Aside from owning your own business, there are several other other career opportunities. These involve:
- HVAC manager, $72,515 average salary
- HVAC service manager, $71,176 average salary
Where HVAC Technicians Are in High Demand
HVAC technicians are needed across the United States, but even more so in Florida, California, Texas, New York and Illinois. According to hvacclasses.org, these states employ the highest number of HVAC workers and are dealing with explosive construction growth.
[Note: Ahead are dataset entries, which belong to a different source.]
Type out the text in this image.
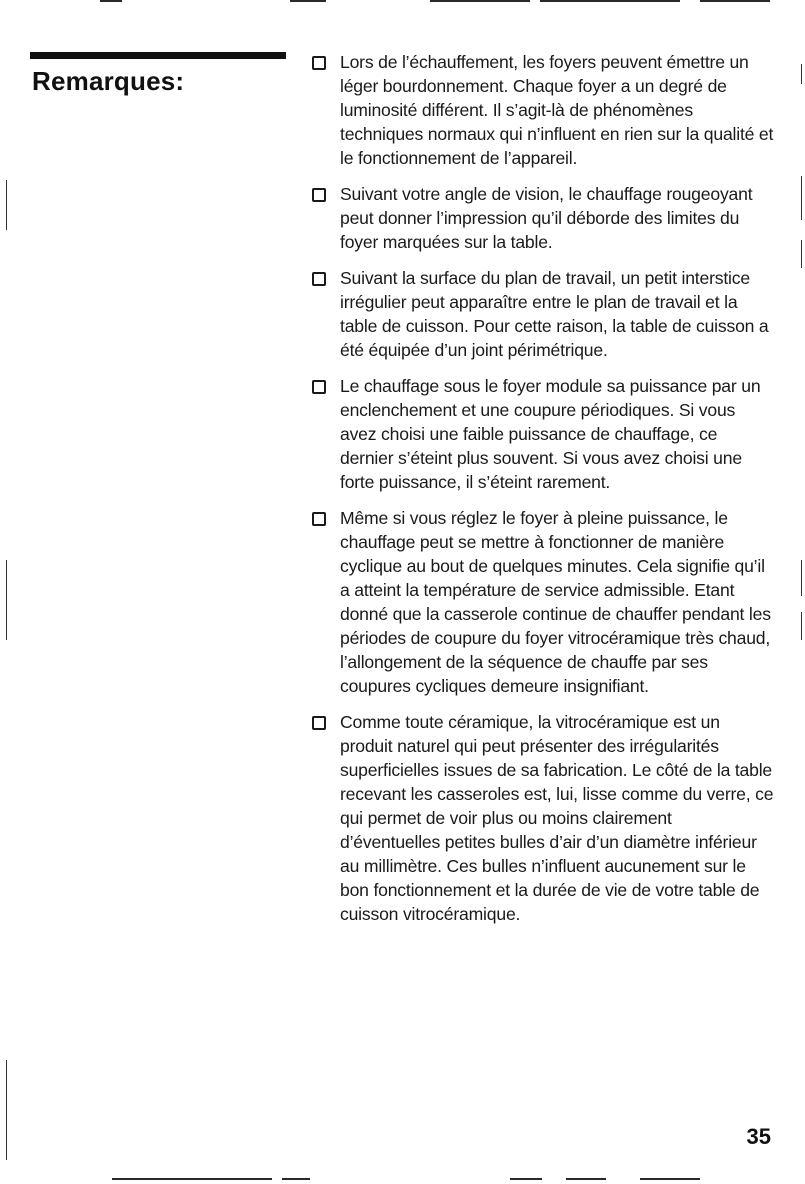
Remarques:
Lors de l’échauffement, les foyers peuvent émettre un léger bourdonnement. Chaque foyer a un degré de luminosité différent. Il s’agit-là de phénomènes techniques normaux qui n’influent en rien sur la qualité et le fonctionnement de l’appareil.
Suivant votre angle de vision, le chauffage rougeoyant peut donner l’impression qu’il déborde des limites du foyer marquées sur la table.
Suivant la surface du plan de travail, un petit interstice irrégulier peut apparaître entre le plan de travail et la table de cuisson. Pour cette raison, la table de cuisson a été équipée d’un joint périmétrique.
Le chauffage sous le foyer module sa puissance par un enclenchement et une coupure périodiques. Si vous avez choisi une faible puissance de chauffage, ce dernier s’éteint plus souvent. Si vous avez choisi une forte puissance, il s’éteint rarement.
Même si vous réglez le foyer à pleine puissance, le chauffage peut se mettre à fonctionner de manière cyclique au bout de quelques minutes. Cela signifie qu’il a atteint la température de service admissible. Etant donné que la casserole continue de chauffer pendant les périodes de coupure du foyer vitrocéramique très chaud, l’allongement de la séquence de chauffe par ses coupures cycliques demeure insignifiant.
Comme toute céramique, la vitrocéramique est un produit naturel qui peut présenter des irrégularités superficielles issues de sa fabrication. Le côté de la table recevant les casseroles est, lui, lisse comme du verre, ce qui permet de voir plus ou moins clairement d’éventuelles petites bulles d’air d’un diamètre inférieur au millimètre. Ces bulles n’influent aucunement sur le bon fonctionnement et la durée de vie de votre table de cuisson vitrocéramique.
35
Here’s why:
- Florida: Hurricanes, educational and healthcare locations.
- California: Wildfires, transportation, energy and utility upgrades.
- Texas: Hurricanes, energy, utility and other infrastructure updates.
- New York: Residential and infrastructure updates.
- Illinois: Companies flocking to the Chicago area.
Where HVAC Technicians Will Be in High Demand in the Future
Projections Central, who makes long-term occupational projections, expects these states to have the greatest demand for technicians by 2028:
- Utah, 31.1%
- Colorado, 29.7%
- Nevada, 27.9%
- Arizona, 21.4%
- Iowa, Oregon and Montana, 18.5%
- Arkansas, 16.3%
- Florida, 16.2%
- South Carolina, 16%
- Texas, 15.9%
- Idaho, 15.7%
- Washington, 15.6%
- North Carolina, 15.5%
- Tennessee, 15.2%
- Wyoming, 14.3%
- Nebraska, 13.9%
- Indiana, 13.8%
- North Dakota, 13.8%
Here’s where the highest number of new openings during that time frame are anticipated to be:
- Florida, 5,420
- Texas, 5,530
- California, 4,100
- North Carolina, 2,510
- New York, 2,290
- Colorado, 2,000
- Ohio, 1,550
- Pennsylvania, 1,510
- Virginia, 1,500
- Tennessee, 1,360
- Washington, 1,290
- Georgia, 1,270
- New Jersey, 1,170
- Utah, 1,170
- South Carolina, 1,1060
- Indiana, 940
- Maryland, 820
- Missouri and Arizona, 810
- Michigan, 780
Weather and economic growth is expected to feed increases in these states, according to hvacclasses.org.